The chemical recycling facility would be owned, developed and operated by Plastic Energy. The recycled oils (TACOIL) produced from the plastic scrap would be used as a feedstock to create what the companies call “virgin-quality recycled plastic material in collaboration with the chemical industry.”
“This project is further evidence of Viridor’s ongoing commitment to investment and innovation to push the boundaries of what is recycled and reprocessed in the United Kingdom,” says Phillip Piddington, managing director of Viridor. “We are very proud to be working with Plastic Energy to develop a project which further demonstrates how all waste can be considered a resource and not rubbish and that collaboration is the key to achieving our green economy goals.”
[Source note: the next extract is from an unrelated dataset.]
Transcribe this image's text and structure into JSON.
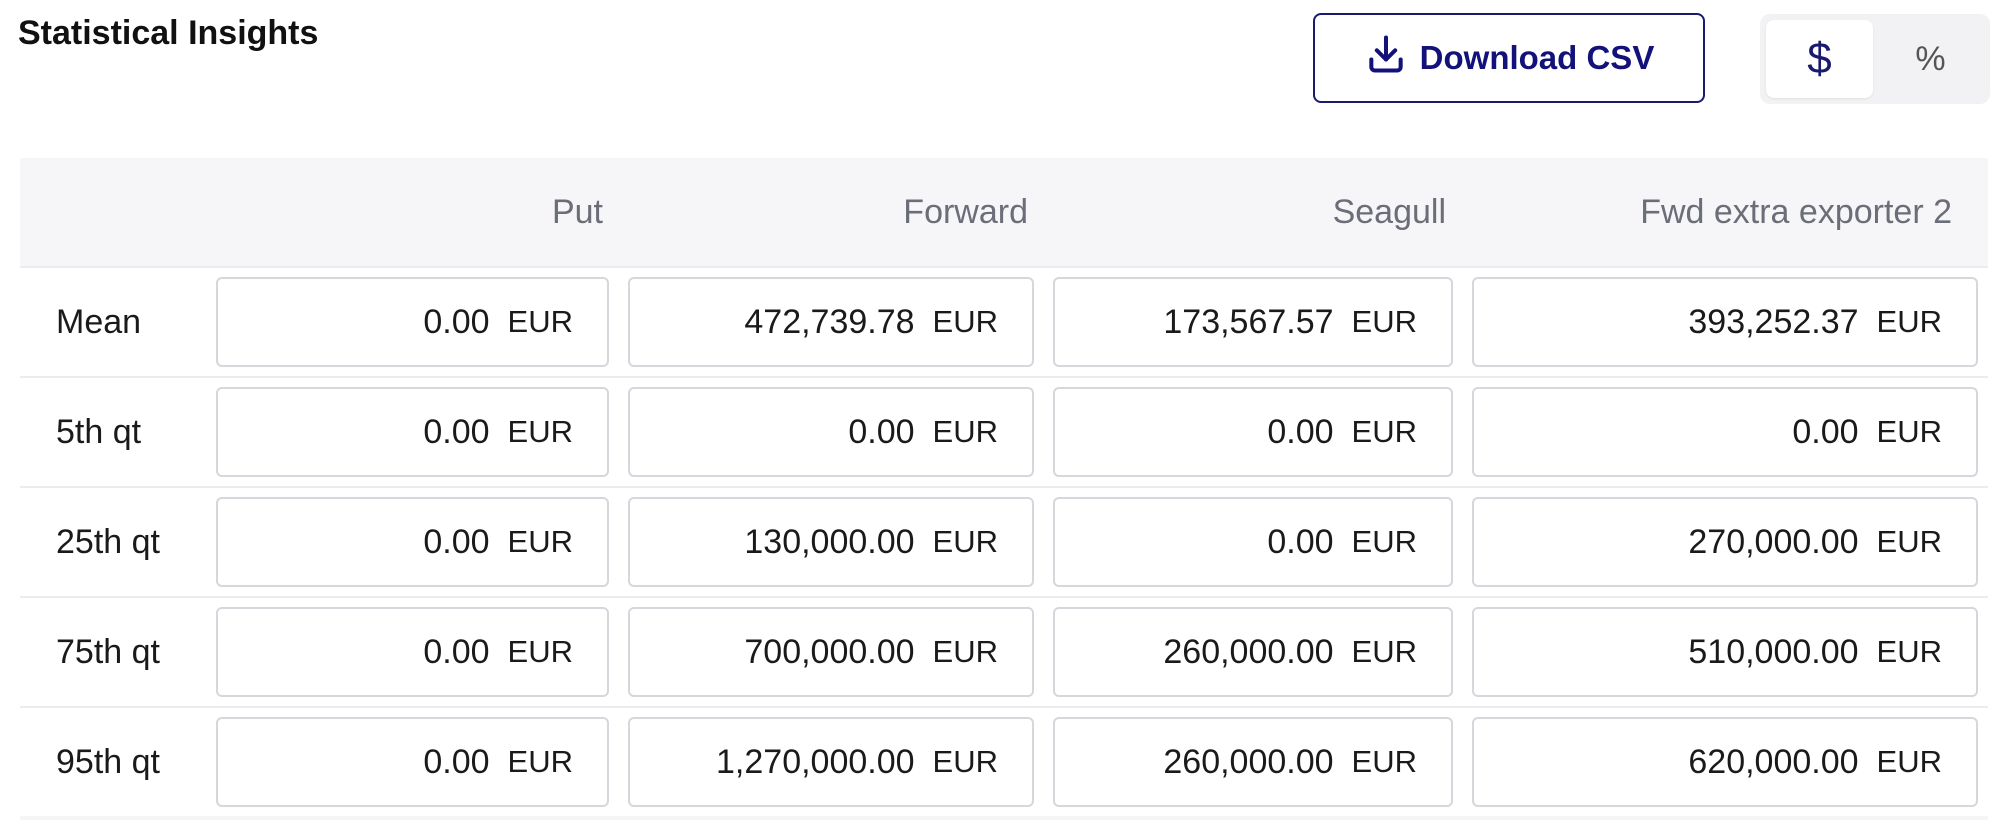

Comments Carlos Monreal, founder and CEO of Plastic Energy, “We are delighted to support the development of an integrated site with Viridor in the U.K., and provide a solution for plastics previously not recycled. Chemical recycling will support the government’s goal to move towards a circular economy and to increase recycling rates for plastics, effectively making plastic [scrap] a valuable resource.”